Мэри приподнялась и посмотрела на ребенка. На один момент ее бдительность притупилась, бледное лицо просияло, мучительная вспышка в сознании Беатрис открыла ей, почему Уильям проникся любовью к ней. Должно быть, она выглядела тогда, как сейчас.
– Назовем ее Дези, если вы не против, – тихо, почти нежно сказала Беатрис.
– Хорошо, я верю, что так будет лучше. И легче для Флоренс и Эдвина. У них язык сломается, произнося имя Азалия, – сказала она слишком поспешно, слишком практически для этой обстановки – темной комнаты, где сейчас кончалась семейная драма. Но жизнь продолжалась, и были надежды, что в дальнейшем обойдется без таких драм.
В один прекрасный день Уильям забудет сияющий свет на ее лице, пройдет время, и он едва ли вспомнит о нем.
Когда Уильям встретил ее в Милане спустя три недели, Мэри Медуэй уже отбыла в Цюрих, а Беатрис наняла молодую француженку, которая везла коляску с ребенком. Беатрис прибыла в Англию с ними. Она все организовала. Уильяму нечего было смотреть на это событие, разве он не знал, что у него ловкая жена? Имя девочки было уже определено.
– Дези? Не слишком ли ординарное имя? – спросил Уильям. Он уже много времени провел, склонившись над колыбелькой, больше, чем хотела бы Беатрис. Он, конечно, не выказывал такого интереса ни к Флоренс, ни к Эдвину, но он тогда был молод и, возможно, не готов к тому, чтобы стать отцом?
– Ее мать согласилась с этим именем. Думаю, я не ослышалась, Уильям.
Конечно, он до некоторой степени оценил ее благородство. Но считал ли он это благородством? Когда он не ответил, она безрассудно настаивала.
– Я уверена, что не многие женщины поступили бы так, как я. Ребенка надо вырастить, и мисс Медуэй ушла в свет без позора в ее прошлом.
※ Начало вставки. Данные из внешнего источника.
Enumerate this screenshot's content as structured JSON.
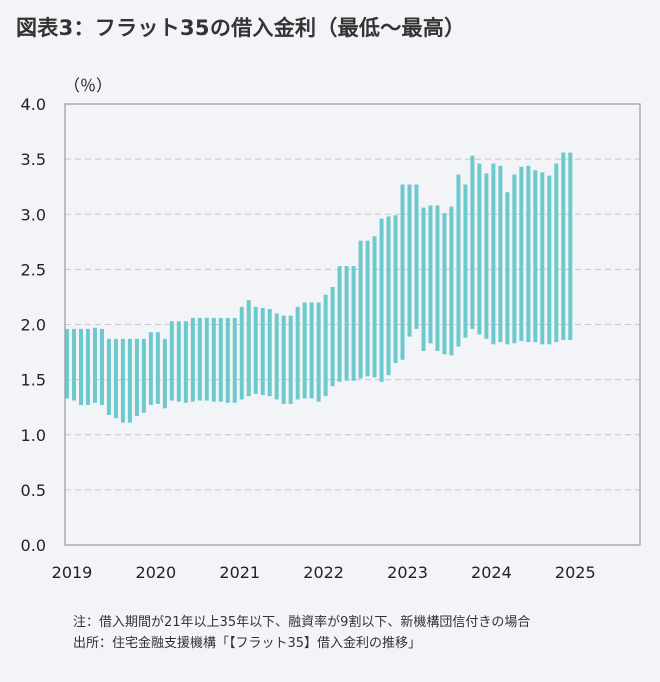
{
  "title": "図表3：フラット35の借入金利（最低〜最高）",
  "notes": {
    "note": "注：借入期間が21年以上35年以下、融資率が9割以下、新機構団信付きの場合",
    "source": "出所：住宅金融支援機構「【フラット35】借入金利の推移」"
  },
  "chart_data": {
    "type": "bar",
    "subtype": "floating-range",
    "title": "図表3：フラット35の借入金利（最低〜最高）",
    "ylabel": "（％）",
    "xlabel": "",
    "ylim": [
      0,
      4.0
    ],
    "yticks": [
      "0.0",
      "0.5",
      "1.0",
      "1.5",
      "2.0",
      "2.5",
      "3.0",
      "3.5",
      "4.0"
    ],
    "xticks": [
      "2019",
      "2020",
      "2021",
      "2022",
      "2023",
      "2024",
      "2025"
    ],
    "x_start": "2019-01",
    "x_end": "2025-01",
    "grid": true,
    "legend": "none",
    "bar_color": "#6cc9ce",
    "series": [
      {
        "name": "最低",
        "values": [
          1.33,
          1.31,
          1.27,
          1.27,
          1.29,
          1.27,
          1.18,
          1.15,
          1.11,
          1.11,
          1.17,
          1.2,
          1.27,
          1.28,
          1.24,
          1.31,
          1.3,
          1.29,
          1.3,
          1.31,
          1.31,
          1.3,
          1.3,
          1.29,
          1.29,
          1.32,
          1.35,
          1.37,
          1.36,
          1.35,
          1.32,
          1.28,
          1.28,
          1.32,
          1.33,
          1.33,
          1.3,
          1.35,
          1.44,
          1.48,
          1.49,
          1.49,
          1.51,
          1.53,
          1.52,
          1.48,
          1.54,
          1.65,
          1.68,
          1.89,
          1.96,
          1.76,
          1.83,
          1.76,
          1.73,
          1.72,
          1.8,
          1.88,
          1.96,
          1.91,
          1.87,
          1.82,
          1.84,
          1.82,
          1.83,
          1.85,
          1.84,
          1.84,
          1.82,
          1.82,
          1.84,
          1.86,
          1.86
        ]
      },
      {
        "name": "最高",
        "values": [
          1.96,
          1.96,
          1.96,
          1.96,
          1.97,
          1.96,
          1.87,
          1.87,
          1.87,
          1.87,
          1.87,
          1.87,
          1.93,
          1.93,
          1.87,
          2.03,
          2.03,
          2.03,
          2.06,
          2.06,
          2.06,
          2.06,
          2.06,
          2.06,
          2.06,
          2.16,
          2.22,
          2.16,
          2.15,
          2.14,
          2.1,
          2.08,
          2.08,
          2.16,
          2.2,
          2.2,
          2.2,
          2.27,
          2.34,
          2.53,
          2.53,
          2.53,
          2.76,
          2.76,
          2.8,
          2.96,
          2.98,
          2.99,
          3.27,
          3.27,
          3.27,
          3.06,
          3.08,
          3.08,
          3.01,
          3.07,
          3.36,
          3.27,
          3.53,
          3.46,
          3.37,
          3.46,
          3.44,
          3.2,
          3.36,
          3.43,
          3.44,
          3.4,
          3.38,
          3.35,
          3.46,
          3.56,
          3.56
        ]
      }
    ]
  }
}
Какая рана осталась в его сердце? У нее кошки скребли на душе, когда она вспоминала, как эта хрупкая фигурка в Милане садилась в поезд на железнодорожной станции. Теперь она радовалась, что Уильям не видел ее, она сама боялась посмотреть в его опустошенные глаза. Он действительно постарел от горя за последние три месяца. Но этот отрезок его привлекательного мальчишеского пути пройдет.
Когда он наконец заговорил, это не было точной оценкой ее поступка.
– Не могу сказать, что я счастлив оттого, что ты нашла немецкую семью. Ты знаешь, я никогда не любил немцев.
Она подавила свое раздражение.
– Если мисс Медуэй не повезет с ними, ее не принуждают оставаться там. Это только начало для нее. Я считаю ее положение хорошим, как я и обещала. – Ее голос был резким, но определенно веселым. – Теперь мы должны выполнить свою часть работы и хорошо воспитать мисс Дези Овертон.